I recognize this is not the solution for everyone, but I think some of the choices made by 5e -- healing to full on long rests, no negative hit points (did 4e do that too? It has been so long since I've played it), easy revival of downed characters -- could be reconsidered.
 

Warpiglet-7

Adventurer
As someone who thinks 5e can feel less perilous than some editions, I don’t think the omission of healer is a huge deal; or more often a healer is there but is doing more fun things (tempest cleric, war cleric).

spend your slots as you wish, have fun. Maybe let people know that they will need to use caution. Healing is not assured.

and maybe not needed? With occasional lay on hands, a bard with a spare cure here or there and a few potions coupled with rest mechanics should be enough for most games I suspect
 

MoonSong

Rules-lawyering drama queen but not a munchkin
As someone who thinks 5e can feel less perilous than some editions, I don’t think the omission of healer is a huge deal; or more often a healer is there but is doing more fun things (tempest cleric, war cleric).
Well, as someone who loves healing, I find the proposition that other things are inherently more fun demeaning and condescending. I know some people feel obligated to heal when a healer "is needed". But the attitude that it is inherently bad and undesirable is divisive and makes people feel unwelcome. I know it isn't for everybody, but it doesn't mean healing is less fun. It is ok if it isn't for you, but you don't need to dismiss it, (because in turn you are dismissing the people who like it)

Healing is fun, however healing in 5e is dull and unrewarding. This is because of the choices made in 5e, and these same choices that make 5e feel less dangerous are precisely the choices that make healing dull. If dying is likely and combat is dangerous, healing is more rewarding and involved. IMO, if healing is a side gig to calling storms and smiting infidels, then you aren't really a healer.
 

Warpiglet-7

Adventurer
Well, as someone who loves healing, I find the proposition that other things are inherently more fun demeaning and condescending. I know some people feel obligated to heal when a healer "is needed". But the attitude that it is inherently bad and undesirable is divisive and makes people feel unwelcome. I know it isn't for everybody, but it doesn't mean healing is less fun. It is ok if it isn't for you, but you don't need to dismiss it, (because in turn you are dismissing the people who like it)

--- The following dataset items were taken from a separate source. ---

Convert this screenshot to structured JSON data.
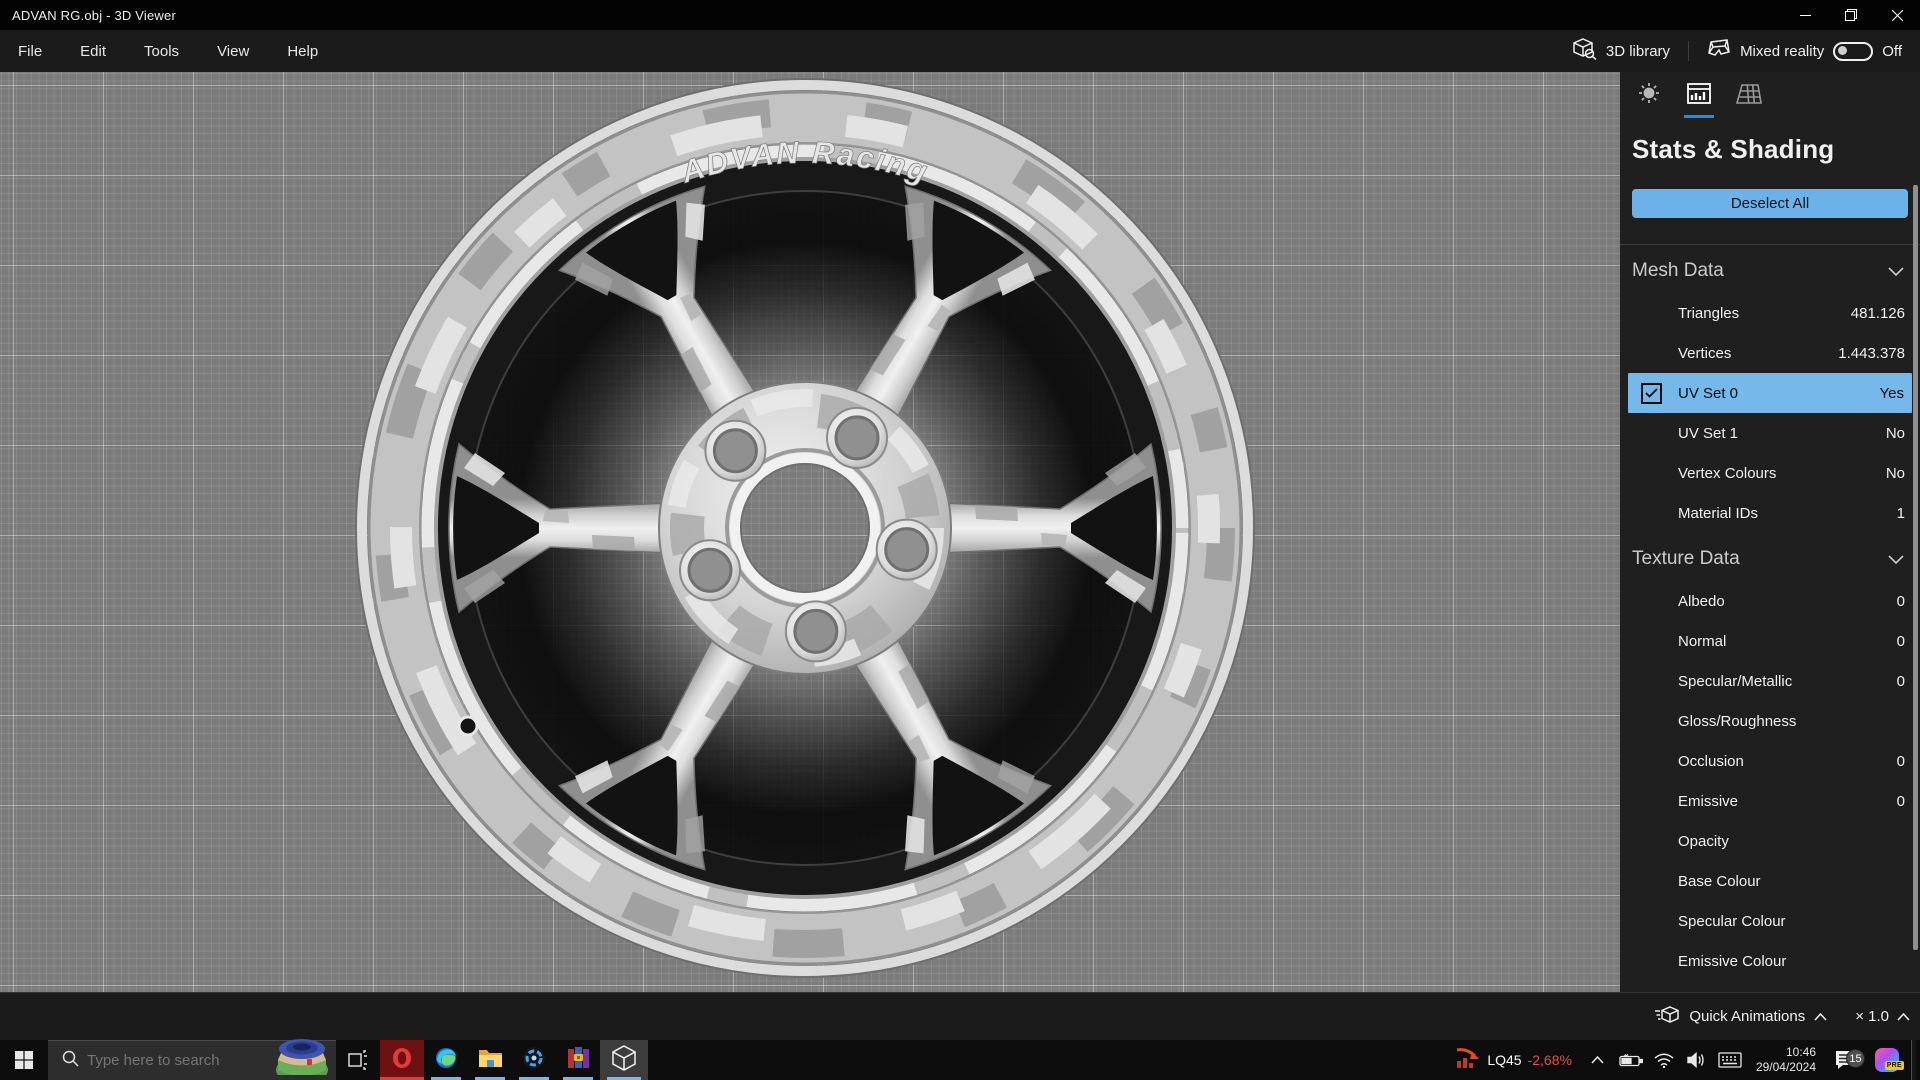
{
  "window": {
    "title": "ADVAN RG.obj - 3D Viewer"
  },
  "menu": {
    "items": [
      "File",
      "Edit",
      "Tools",
      "View",
      "Help"
    ]
  },
  "top_actions": {
    "library_label": "3D library",
    "mixed_reality_label": "Mixed reality",
    "mixed_reality_state": "Off"
  },
  "viewport": {
    "wheel_label": "ADVAN Racing"
  },
  "panel": {
    "title": "Stats & Shading",
    "deselect_button": "Deselect All",
    "tabs": [
      "environment",
      "stats",
      "grid"
    ],
    "sections": [
      {
        "title": "Mesh Data",
        "rows": [
          {
            "label": "Triangles",
            "value": "481.126"
          },
          {
            "label": "Vertices",
            "value": "1.443.378"
          },
          {
            "label": "UV Set 0",
            "value": "Yes"
          },
          {
            "label": "UV Set 1",
            "value": "No"
          },
          {
            "label": "Vertex Colours",
            "value": "No"
          },
          {
            "label": "Material IDs",
            "value": "1"
          }
        ]
      },
      {
        "title": "Texture Data",
        "rows": [
          {
            "label": "Albedo",
            "value": "0"
          },
          {
            "label": "Normal",
            "value": "0"
          },
          {
            "label": "Specular/Metallic",
            "value": "0"
          },
          {
            "label": "Gloss/Roughness",
            "value": ""
          },
          {
            "label": "Occlusion",
            "value": "0"
          },
          {
            "label": "Emissive",
            "value": "0"
          },
          {
            "label": "Opacity",
            "value": ""
          },
          {
            "label": "Base Colour",
            "value": ""
          },
          {
            "label": "Specular Colour",
            "value": ""
          },
          {
            "label": "Emissive Colour",
            "value": ""
          }
        ]
      }
    ]
  },
  "bottom_bar": {
    "quick_animations": "Quick Animations",
    "speed": "× 1.0"
  },
  "taskbar": {
    "search_placeholder": "Type here to search",
    "tray": {
      "stock_symbol": "LQ45",
      "stock_change": "-2,68%",
      "time": "10:46",
      "date": "29/04/2024",
      "notification_count": "15",
      "copilot_badge": "PRE"
    }
  },
  "colors": {
    "accent": "#1e8ee6",
    "selection": "#74b9ea",
    "button": "#6cb2e8",
    "running": "#76b9ed",
    "opera-red": "#e23b3b",
    "negative": "#e05050"
  }
}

Healing is fun, however healing in 5e is dull and unrewarding. This is because of the choices made in 5e, and these same choices that make 5e feel less dangerous are precisely the choices that make healing dull. If dying is likely and combat is dangerous, healing is more rewarding and involved. IMO, if healing is a side gig to calling storms and smiting infidels, then you aren't really a healer.
Follow your bliss. Condescending? Have no idea how you read it that way.

my point is the game is robust and in 5e you don’t have to heal unless like you, it is fun for you.